Quant à la contribution de Goubet (2013), l’auteur s’y interroge sur le sens et les usages induits par l'expression « faire bouger les représentations » et, plus particulièrement, sur la conviction chez certains didacticiens des sciences qu'« il existe une transformation des représentations initiales, une mutation de l'idée fausse en idée vraie ». L’auteur s’attaque donc au principe selon lequel il serait possible de « faire bouger les représentations », de les faire « disparaître ». Gobet s’affiche contre le « transformisme », contre « la purge » des idées naïves, pure et simple. De manière plus essentielle encore, Gobet critique toute approche prenant parti pour une rectification « non de la manière de penser, mais de la représentation elle-même, comme si la conception héliocentrique de la nature pouvait surgir de mon expérience quotidienne » (p. 30).

Chez Alain Firode (2013), philosophe également, la critique est encore plus radicale. Dans une perspective « radicalement anti-psychologiste » de la connaissance scientifique, la contribution de Firode met notamment en question l’usage et les attributs associés actuellement à la notion de représentation. En effet, en prenant appui sur les propositions épistémologiques poppériennes, Firode, insiste d’abord sur la distinction entre ce qui est de l’ordre du « logique » de ce qui est de l’ordre du « psychologique », pour refuser ensuite toute approche psychologique, mentale ou subjective de la connaissance. Dans sa conception, tout comme dans la conception poppérienne, la connaissance est avant tout une construction

langagière, symbolique et externe à l’individu. Par conséquent, conclut Firode (p. 42) « le passage d’une représentation à l’autre n’est pas un processus d’ordre logique.
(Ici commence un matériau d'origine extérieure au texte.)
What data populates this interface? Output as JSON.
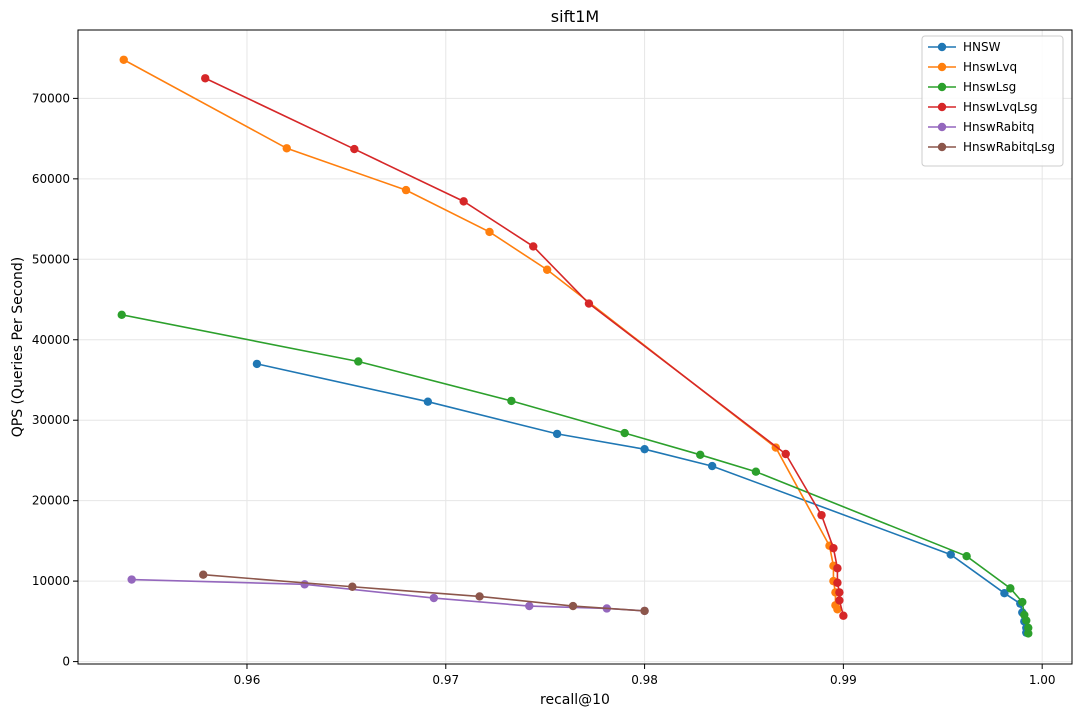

Pour qu’il puisse y avoir une évolution rationnelle de la connaissance scientifique, il ne faut pas mettre en concurrence des constructions mentales, des représentations, mais des constructions symboliques, des théories détachées du sujet pensant ». Cette perspective est sans doute questionnable. Or elle a le mérite de « distinguer jusqu’à les opposer radicalement ce que les pédagogues et les didacticiens ralliés au constructivisme tendent au contraire à identifier sans véritable recul critique : à savoir, d’un côté, l’ordre psychologique des causes d’une représentation mentale à une autre ; de l’autre côté, l’ordre logique des raisons par lequel celui-ci compare et sélectionne des objets logiques (des théories) en concurrence » (p. 44). Les résultats empiriques de certaines recherches constituent en ce sens des critiques plus concrètes du paradigme des représentations ou du changement conceptuel. C’est le cas par exemple de la recherche de Potvin et Thouin (2003) évoquée précédemment. Tout en constatant une variabilité particulièrement forte des « itinéraires cognitifs empruntés » par les élèves confrontés aux mêmes situations, les auteurs concluent qu’« il semble alors clair que la première assertion concernant les conceptions, à savoir que, dans l’étude des problèmes de physique, les conceptions jouent le rôle d’un mobile sur lequel on peut construire ou faire évoluer sa compréhension, et qu’elles permettent de suivre les itinéraires cognitifs des individus, ne soit pas vérifiée par nos observations » (p. 536).

D’autres critiques repérées dans la littérature concernant l’étude des représentations des élèves sont également d’actualité. D’une part, Sinatra (2005) et diSessa (2002) pointent respectivement le fait que peu de recherches tiennent compte dans leurs analyses des aspects volitifs et affectifs et de l’influence des facteurs sociaux et contextuels. Ce dernier aspect renvoie en didactique disciplinaire française à la tendance dans les recherches à considérer l’élève essentiellement comme « sujet épistémique », c’est-à-dire en tant que « sujet qui entretient des relations avec le savoir » (Maury & Caillot, 2003, p. 10, cité dans Lebeaume, 2011, p. 38).